Is there something basic and fundamental about life and the living of it that is innately simple? We may not have control over the complications of life but we do have sovereignty over how we relate to them. There is an ennobling characteristic in relating to complications with clear insight. We can live simply with our complications.

How we relate to the world engenders an understanding of duality, that there are two sides to life and that they can both be seen with clarity. As we grow in understanding we gain the insight that the two sides are actually different vantage points of a whole – life is both complicated and simple at the same time. Complication isn’t inherently bad just as simplicity isn’t inherently good; it’s all in how you see it.
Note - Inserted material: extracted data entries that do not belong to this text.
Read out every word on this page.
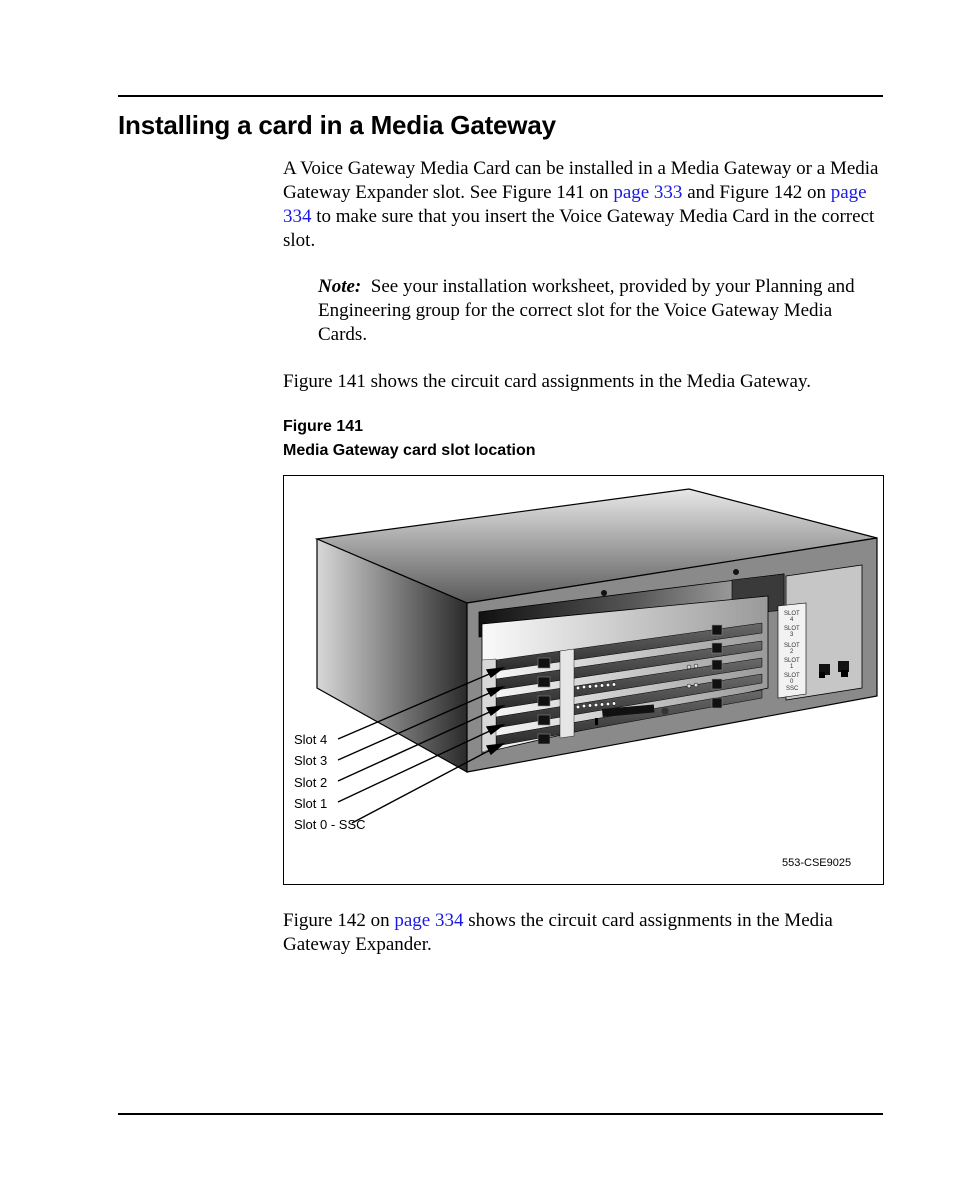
Installing a card in a Media Gateway

A Voice Gateway Media Card can be installed in a Media Gateway or a Media Gateway Expander slot. See Figure 141 on page 333 and Figure 142 on page 334 to make sure that you insert the Voice Gateway Media Card in the correct slot.

Note: See your installation worksheet, provided by your Planning and Engineering group for the correct slot for the Voice Gateway Media Cards.

Figure 141 shows the circuit card assignments in the Media Gateway.

Figure 141

Media Gateway card slot location

SLOT
4
SLOT
3
SLOT
2
SLOT
1
SLOT
0
SSC
Slot 4
Slot 3
Slot 2
Slot 1
Slot 0 - SSC
553-CSE9025

Figure 142 on page 334 shows the circuit card assignments in the Media Gateway Expander.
We can be compassionate with ourselves as we meet the circumstances in each moment while remaining attentive to the simple fundamental qualities of life. When the appearance of life’s complications is overwhelming we can remind ourselves and recognize the simple truth that things change. If we can see clearly such an intrinsic truth we begin to recognize ease through acceptance.

Just reading it, hearing it, thinking about it doesn’t make it a personal insight. It requires experiential practice. We practice recognizing the basic fundamental qualities at the threshold of our relationship with life’s circumstances. We observe the mind to understand ourselves and our view of the world.

If we can relate to what is complicated with acceptance, softness, and openness, by remaining sensitive to the subtle underlying nature of things, recognizing that there is more to all of this than meets the eye, we learn simplicity. We learn that whatever appears is impermanent and ever changing.

When we can relate to life’s circumstances free from greed for the pleasant, aversion to the unpleasant, and delusion about what is really there we begin to discover a spaciousness and balanced quality of mind. It takes practice to realize and strengthen but it is a simple way of being in complicated times.